REAL ESTATE STRATEGY AND TRANSACTION ADVISORY
- Consider upcoming lease expirations for closure and remote work for the time being: Explore opportunities to work remotely for extended periods of time without negative impact to productivity.
- Opportunities for immediate rent abatement: Some landlords may consider this concession in exchange for an extended/expanded lease commitment.
- “Blend and Extend”: Reduce ongoing rental rate in exchange for and extended/expanded lease commitment.
- Short-term lease renewals, and/or reduce sizes of spaces leased: Landlords may be willing to consider month-to-month or short-term lease renewals/extensions, possibly at a discount as well versus no renewal at all.
- Space tours, when transactions must get done, and space fit-outs: Plan on utilizing video, 3D rendering tools and virtual space tours, such as Colliers’ Office Expert, www.FastOffice.com, and www.matterport.com.
- Third-party logistics providers for supply chain solutions: For supply chain facilities with upcoming lease expirations, consider third-party logistics providers (3PLs) options at least as a stop gap until conditions are more stable. Many 3PLs specialize in integrated operations of warehousing and transportation services that can be scaled to customers’ needs. Some will also work on limited or short-term contracts.
- Investigate your risks with flexible workspaces: Do you have less control and transparency regarding who else is occupying? Flex operators have recently issued direction to their tenants to communicate when their employees have come in contact or are infected. How often is the office being cleaned and how? How about the building in general outside of the flex space? Are there time and people limits for conference rooms, common areas, etc. to minimize exposure? Flex provider business continuity plans (BCP) if the building is shut down? Are there other locations to access if needed?
- Evaluate existing lease agreements regarding force majeure, and rent abatement rights: Consult legal counsel for advice. One of the sources to consider as a reference from one of our trusted global legal partners, Torys, can be found here. Also potentially seek advice from risk management on potential coverage for business interruption insurance.
- Evaluate existing lease agreements for additional variable commitments such as parking spaces, gym memberships, etc. Also request that landlords revise operating expense estimates now instead of waiting to reconcile in early 2021.
- Consider risks to ongoing projects: Assess the status of all projects and the impact of delays or cancellations. Impacts to consider include:
- Schedule delays and occupancy options with landlords and business units served
- Extension provisions with current landlord if relocating to another location
- Business unit critical occupancy dates for production or customer service delivery requirements
- Capital expenditure availability due to status of business unit and enterprise
- Prioritize projects based on business value. Assess bandwidth and ability to maintain business continuity given the priorities.

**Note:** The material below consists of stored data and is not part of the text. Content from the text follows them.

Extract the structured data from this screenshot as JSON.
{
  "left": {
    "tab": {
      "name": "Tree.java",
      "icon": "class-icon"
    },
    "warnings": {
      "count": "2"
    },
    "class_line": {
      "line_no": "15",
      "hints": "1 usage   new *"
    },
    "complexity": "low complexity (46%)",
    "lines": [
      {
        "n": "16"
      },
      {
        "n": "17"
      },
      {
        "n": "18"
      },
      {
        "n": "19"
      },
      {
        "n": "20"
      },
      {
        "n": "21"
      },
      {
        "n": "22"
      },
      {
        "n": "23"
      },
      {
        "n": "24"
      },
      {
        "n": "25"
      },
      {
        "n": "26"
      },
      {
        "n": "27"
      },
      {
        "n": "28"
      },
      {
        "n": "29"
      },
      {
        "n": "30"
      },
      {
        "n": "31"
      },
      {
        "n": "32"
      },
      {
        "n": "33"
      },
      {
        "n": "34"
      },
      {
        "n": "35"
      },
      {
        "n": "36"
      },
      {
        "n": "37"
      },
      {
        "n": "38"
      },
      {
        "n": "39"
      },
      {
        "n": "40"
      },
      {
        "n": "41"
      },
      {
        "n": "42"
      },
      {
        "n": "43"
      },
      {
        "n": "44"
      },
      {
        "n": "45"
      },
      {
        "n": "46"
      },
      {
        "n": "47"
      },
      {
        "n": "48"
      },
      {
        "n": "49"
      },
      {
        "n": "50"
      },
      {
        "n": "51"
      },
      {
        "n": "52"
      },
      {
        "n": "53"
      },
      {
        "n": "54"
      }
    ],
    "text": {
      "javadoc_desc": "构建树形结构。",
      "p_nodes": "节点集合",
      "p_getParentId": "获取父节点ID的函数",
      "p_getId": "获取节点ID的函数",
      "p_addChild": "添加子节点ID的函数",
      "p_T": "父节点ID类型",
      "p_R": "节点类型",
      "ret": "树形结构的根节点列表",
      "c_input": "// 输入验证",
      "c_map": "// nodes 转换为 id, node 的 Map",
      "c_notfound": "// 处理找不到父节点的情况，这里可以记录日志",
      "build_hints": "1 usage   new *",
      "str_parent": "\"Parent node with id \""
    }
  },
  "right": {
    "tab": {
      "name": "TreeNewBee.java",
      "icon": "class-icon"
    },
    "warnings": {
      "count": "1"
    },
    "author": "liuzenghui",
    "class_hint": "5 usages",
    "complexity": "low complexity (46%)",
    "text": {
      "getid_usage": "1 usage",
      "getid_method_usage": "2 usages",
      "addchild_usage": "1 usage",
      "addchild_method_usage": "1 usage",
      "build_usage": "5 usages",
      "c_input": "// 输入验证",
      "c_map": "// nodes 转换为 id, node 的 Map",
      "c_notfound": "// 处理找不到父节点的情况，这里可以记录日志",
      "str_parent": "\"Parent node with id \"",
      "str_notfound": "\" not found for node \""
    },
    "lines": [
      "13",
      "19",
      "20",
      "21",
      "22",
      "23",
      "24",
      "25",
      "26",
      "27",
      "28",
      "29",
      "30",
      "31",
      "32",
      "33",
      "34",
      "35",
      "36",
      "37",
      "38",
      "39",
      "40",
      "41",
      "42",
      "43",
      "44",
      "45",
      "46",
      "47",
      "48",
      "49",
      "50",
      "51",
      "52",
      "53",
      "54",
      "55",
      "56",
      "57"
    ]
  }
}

- Stream-line operations during remote work periods: Assess occupancy requirements and prioritize essential services such as security, hospitality and concierge to maintain business continuity in a minimized operating state. Seek to consolidate mandatory functions within facilities if and where possible.
- CRE Business Continuity Plan: Ensure that your BCP is updated with accurate protocols and asset requirements. Ensure that communication templates are ready for immediate deployment.
- Optimize Inbound Shipment Capacity: Re-evaluate shipment projections and explore opportunities to decrease leased and/or 3PL spaces.
- Stagger shifts for social distancing: Remain current with product shipping stage information and maintain open communication with clients to manage expectations. Introduce staggered employee start/stop times to minimize common/shared space use. Develop guidelines for numbers of employees and time allotments for shared spaces.